第7話 ギルド戦争の幕開け
街の空気が、少しずつ変わっていた。
赤牙の挑発以降、プレイヤーたちは警戒を強め、広場では「白百合に加わるべきか」と囁く声が日常になっている。
ギルド同士の対立は、ただの小競り合いでは終わらない――そんな緊張が、空気の下層で静かに燃えていた。
◇
その夜、《白百合騎士団》の会議室。
剣姫が広げた地図の上には、赤い印がいくつも刻まれていた。
それは赤牙が掌握しているフィールド拠点。資源採取場、ダンジョン入り口、交易路の要衝。
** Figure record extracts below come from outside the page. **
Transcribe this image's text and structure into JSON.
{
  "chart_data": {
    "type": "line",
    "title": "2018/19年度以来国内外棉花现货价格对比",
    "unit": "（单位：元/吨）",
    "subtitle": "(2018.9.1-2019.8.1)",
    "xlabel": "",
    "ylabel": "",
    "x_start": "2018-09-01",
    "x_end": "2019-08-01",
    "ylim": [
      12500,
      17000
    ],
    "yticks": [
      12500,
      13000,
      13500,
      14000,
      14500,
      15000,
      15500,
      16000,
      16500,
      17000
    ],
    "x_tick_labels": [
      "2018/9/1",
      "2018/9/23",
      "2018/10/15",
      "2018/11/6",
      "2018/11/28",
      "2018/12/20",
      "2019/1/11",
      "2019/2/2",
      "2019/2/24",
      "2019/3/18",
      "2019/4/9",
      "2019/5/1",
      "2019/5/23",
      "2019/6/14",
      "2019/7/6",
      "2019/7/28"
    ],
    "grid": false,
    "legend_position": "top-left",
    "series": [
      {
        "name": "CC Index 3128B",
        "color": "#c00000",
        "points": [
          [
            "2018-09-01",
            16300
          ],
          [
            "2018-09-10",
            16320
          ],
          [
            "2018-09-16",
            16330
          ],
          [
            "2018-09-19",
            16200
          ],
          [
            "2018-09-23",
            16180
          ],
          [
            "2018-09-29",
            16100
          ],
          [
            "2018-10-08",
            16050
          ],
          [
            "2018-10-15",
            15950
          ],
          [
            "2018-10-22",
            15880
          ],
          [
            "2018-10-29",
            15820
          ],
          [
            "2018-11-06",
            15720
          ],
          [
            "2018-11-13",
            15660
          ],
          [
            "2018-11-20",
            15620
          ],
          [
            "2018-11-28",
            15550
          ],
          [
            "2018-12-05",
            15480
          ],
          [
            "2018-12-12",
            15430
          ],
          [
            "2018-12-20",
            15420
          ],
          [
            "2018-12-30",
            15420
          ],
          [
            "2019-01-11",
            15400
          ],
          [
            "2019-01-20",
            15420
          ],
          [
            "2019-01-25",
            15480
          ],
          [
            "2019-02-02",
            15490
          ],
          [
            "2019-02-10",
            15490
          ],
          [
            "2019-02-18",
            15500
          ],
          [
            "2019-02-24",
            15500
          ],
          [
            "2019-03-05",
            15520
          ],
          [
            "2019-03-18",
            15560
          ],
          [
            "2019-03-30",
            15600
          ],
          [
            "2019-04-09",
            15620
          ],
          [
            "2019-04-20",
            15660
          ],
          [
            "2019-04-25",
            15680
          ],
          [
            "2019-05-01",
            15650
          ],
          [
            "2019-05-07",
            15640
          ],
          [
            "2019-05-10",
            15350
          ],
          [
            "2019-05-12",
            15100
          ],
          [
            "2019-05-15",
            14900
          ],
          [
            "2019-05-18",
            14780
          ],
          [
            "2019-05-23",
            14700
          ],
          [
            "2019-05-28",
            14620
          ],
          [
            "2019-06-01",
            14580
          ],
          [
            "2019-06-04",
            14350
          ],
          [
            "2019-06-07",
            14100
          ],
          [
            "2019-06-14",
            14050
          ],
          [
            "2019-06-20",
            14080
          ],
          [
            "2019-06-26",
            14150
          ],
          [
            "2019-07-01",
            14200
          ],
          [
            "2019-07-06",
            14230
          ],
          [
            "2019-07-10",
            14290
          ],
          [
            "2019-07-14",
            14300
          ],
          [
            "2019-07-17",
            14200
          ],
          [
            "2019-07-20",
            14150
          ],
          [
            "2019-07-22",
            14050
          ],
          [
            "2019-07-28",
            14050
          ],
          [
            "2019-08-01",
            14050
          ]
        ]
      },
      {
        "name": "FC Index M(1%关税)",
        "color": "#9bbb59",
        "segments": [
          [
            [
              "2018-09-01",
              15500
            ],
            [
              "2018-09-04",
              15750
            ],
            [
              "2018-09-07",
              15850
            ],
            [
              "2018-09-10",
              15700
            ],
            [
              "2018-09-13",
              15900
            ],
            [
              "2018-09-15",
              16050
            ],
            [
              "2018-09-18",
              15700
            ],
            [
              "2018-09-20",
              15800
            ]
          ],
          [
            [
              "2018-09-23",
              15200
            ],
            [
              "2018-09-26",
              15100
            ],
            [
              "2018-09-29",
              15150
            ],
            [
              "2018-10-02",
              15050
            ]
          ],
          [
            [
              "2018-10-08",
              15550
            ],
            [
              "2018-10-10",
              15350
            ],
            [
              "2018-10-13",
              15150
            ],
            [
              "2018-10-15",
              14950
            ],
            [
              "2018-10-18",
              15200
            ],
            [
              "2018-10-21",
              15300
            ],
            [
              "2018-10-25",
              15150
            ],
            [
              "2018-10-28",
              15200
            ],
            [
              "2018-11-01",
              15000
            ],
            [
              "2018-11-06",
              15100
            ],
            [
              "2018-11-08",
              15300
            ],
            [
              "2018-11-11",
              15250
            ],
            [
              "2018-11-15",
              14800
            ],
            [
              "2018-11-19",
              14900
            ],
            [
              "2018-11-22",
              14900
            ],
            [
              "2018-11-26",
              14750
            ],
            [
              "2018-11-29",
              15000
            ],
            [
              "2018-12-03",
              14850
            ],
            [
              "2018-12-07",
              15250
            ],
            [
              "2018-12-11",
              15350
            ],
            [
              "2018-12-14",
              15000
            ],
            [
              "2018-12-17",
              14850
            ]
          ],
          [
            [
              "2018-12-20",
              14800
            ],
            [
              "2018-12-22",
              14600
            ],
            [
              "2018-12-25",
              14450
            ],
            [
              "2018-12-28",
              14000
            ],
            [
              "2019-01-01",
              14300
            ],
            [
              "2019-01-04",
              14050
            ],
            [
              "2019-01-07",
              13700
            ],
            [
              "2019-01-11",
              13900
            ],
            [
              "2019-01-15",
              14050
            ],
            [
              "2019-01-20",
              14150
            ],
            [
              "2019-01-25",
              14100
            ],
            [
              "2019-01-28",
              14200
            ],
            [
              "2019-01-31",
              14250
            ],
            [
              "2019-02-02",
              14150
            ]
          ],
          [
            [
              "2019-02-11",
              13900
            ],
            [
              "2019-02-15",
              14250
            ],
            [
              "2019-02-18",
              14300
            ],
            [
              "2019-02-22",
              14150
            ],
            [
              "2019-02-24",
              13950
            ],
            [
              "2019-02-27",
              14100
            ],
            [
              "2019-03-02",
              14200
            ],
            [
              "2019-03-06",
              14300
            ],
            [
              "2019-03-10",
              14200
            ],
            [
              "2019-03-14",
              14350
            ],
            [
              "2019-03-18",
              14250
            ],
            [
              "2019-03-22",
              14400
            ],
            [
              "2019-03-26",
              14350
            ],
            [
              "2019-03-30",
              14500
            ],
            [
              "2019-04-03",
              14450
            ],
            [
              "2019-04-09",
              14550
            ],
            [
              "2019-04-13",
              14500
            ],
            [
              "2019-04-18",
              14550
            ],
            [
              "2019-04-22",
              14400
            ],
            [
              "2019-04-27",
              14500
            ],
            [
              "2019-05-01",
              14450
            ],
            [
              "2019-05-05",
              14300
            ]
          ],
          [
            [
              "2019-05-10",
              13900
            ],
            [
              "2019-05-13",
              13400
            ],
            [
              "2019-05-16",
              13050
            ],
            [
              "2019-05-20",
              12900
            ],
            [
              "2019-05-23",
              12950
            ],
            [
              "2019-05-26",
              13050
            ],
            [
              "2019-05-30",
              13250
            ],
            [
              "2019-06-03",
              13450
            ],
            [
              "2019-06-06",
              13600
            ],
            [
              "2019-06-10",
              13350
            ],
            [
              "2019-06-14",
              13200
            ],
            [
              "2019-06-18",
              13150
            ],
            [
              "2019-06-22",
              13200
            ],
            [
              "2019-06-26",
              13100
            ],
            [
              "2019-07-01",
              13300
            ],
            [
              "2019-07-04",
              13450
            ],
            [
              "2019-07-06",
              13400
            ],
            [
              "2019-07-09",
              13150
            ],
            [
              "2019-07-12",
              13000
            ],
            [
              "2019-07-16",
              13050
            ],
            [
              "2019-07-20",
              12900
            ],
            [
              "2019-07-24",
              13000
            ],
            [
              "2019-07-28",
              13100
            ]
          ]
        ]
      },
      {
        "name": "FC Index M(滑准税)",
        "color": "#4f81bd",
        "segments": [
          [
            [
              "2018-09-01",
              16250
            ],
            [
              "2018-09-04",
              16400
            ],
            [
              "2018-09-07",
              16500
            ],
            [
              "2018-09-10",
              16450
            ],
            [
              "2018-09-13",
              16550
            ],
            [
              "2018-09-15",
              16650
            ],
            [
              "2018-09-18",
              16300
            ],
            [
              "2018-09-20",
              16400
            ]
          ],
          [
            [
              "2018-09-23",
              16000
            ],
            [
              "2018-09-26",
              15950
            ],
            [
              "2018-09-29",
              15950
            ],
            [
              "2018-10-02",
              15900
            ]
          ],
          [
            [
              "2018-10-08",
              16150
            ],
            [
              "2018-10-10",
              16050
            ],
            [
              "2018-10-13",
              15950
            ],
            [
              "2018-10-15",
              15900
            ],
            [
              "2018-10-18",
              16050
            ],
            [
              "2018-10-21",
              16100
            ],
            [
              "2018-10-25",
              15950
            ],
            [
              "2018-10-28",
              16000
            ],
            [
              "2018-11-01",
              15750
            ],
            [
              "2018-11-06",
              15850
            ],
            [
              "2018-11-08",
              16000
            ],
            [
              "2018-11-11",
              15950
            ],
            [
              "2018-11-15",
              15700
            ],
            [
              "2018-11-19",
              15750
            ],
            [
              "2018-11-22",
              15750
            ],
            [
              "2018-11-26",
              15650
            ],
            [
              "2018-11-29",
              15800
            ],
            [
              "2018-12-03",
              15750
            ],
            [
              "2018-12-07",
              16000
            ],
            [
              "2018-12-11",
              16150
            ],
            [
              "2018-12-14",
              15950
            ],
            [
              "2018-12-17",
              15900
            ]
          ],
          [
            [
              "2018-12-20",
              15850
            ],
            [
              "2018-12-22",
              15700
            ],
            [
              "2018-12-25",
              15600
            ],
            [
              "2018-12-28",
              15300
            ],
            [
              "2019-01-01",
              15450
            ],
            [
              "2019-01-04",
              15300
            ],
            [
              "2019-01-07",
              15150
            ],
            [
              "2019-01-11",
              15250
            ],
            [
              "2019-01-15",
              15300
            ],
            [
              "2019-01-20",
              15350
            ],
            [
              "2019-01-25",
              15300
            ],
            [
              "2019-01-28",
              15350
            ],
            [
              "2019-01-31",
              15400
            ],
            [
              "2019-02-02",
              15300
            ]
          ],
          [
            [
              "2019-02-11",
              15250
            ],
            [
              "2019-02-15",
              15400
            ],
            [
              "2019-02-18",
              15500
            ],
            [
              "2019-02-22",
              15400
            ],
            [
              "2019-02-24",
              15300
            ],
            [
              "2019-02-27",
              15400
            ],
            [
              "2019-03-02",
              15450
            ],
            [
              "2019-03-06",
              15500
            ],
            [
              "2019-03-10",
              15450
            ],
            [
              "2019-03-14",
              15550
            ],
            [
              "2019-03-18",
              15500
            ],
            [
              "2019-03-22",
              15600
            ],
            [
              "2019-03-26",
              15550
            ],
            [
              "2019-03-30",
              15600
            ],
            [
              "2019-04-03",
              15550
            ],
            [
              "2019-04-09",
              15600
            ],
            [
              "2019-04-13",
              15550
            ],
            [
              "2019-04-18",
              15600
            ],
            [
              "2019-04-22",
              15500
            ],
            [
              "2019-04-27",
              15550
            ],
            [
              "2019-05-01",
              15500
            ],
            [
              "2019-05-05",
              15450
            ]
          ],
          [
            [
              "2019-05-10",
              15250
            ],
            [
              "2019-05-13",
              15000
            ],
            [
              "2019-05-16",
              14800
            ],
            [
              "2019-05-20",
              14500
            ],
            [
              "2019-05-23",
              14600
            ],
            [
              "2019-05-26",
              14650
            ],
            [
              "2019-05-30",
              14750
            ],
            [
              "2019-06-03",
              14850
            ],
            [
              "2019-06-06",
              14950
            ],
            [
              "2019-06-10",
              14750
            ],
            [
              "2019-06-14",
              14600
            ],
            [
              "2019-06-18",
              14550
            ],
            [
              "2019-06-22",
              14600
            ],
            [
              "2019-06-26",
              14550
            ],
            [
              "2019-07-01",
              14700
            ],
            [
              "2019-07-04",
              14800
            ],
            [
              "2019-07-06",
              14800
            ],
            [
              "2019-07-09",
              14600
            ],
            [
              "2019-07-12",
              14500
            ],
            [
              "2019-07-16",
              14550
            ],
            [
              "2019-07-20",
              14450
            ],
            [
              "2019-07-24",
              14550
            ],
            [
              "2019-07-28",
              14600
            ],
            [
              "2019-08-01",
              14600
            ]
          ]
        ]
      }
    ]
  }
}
街の周囲は、じわじわと赤牙の支配圏に染められていた。
「彼らは単に挑発しているだけじゃない。もう動いている。……近いうちに、街そのものを封鎖する気よ」
剣姫の言葉に、仲間たちの表情が硬くなる。
僕は無意識にPaneを開いた。
街全体のFavorabilityは+0.4からさらに上昇し、+0.6に届いていた。
街の人々が白百合に期待している証。
けれど同時に、**Aggro Weight(赤牙)**がじわじわと上がり続けているのも見えた。
――狙われている。確実に。
◇
作戦会議の後、剣姫は僕を呼び止めた。
「蓮。あなたのPane……街全体やギルド単位の数値が見えるんでしょう?」
「……っ!? なぜ……」
驚愕で息を呑む。
僕が隠してきた秘密を、剣姫は当然のように言い当てた。
「表情でわかるの。あなたは嘘をつくと目が泳ぐから」
彼女は柔らかく笑った。
「でも安心して。私は信じる。むしろ――その力がなければ、この戦争には勝てない」
胸が熱くなる。
誰も信じなかった力を、剣姫だけが必要としている。
Paneが反応した。
Favorability(剣姫):+0.7 → +0.9
「蓮。……あなたに託す」
剣姫の声が真剣だった。
その瞬間、Paneが強烈に光を放ち、新しい項目が浮かび上がった。
〈Future Bias(未来傾斜)〉:選択によって街全体の運命が変動します。
――未来すら、数値化されるのか。
背筋が震えた。
◇
翌朝。
街の北門が爆音とともに崩れた。
赤いマントの軍勢が雪崩れ込む。〈赤牙ギルド〉の全面攻撃が始まったのだ。
「白百合の騎士団、出撃!」
剣姫の号令に、仲間たちが武器を構える。
僕もPaneを開き、指先を走らせた。
Vector Correction:1.35 → 1.50
Future Bias:+0.0 → +0.2
その瞬間、敵の動きがわずかに遅れ、味方の攻撃が一斉に噛み合った。
広場に戦火が広がり、白と赤の旗がぶつかり合う。
――ギルド戦争が、幕を開けた。
◇
剣姫が大剣を振るい、僕はPaneを操作しながら味方の軌道を補正する。
街の上空に響いたシステムアナウンスが、戦いの重大さを告げた。
〈システム告知〉:都市規模ギルド戦争イベントが発生しました。勝者が街の支配権を得ます。
広場にいる全てのプレイヤーの視線が、戦場へと注がれた。
凡人の僕は、もう二度と戻れない。
この裏仕様と共に、未来を掴み取るしかないのだ。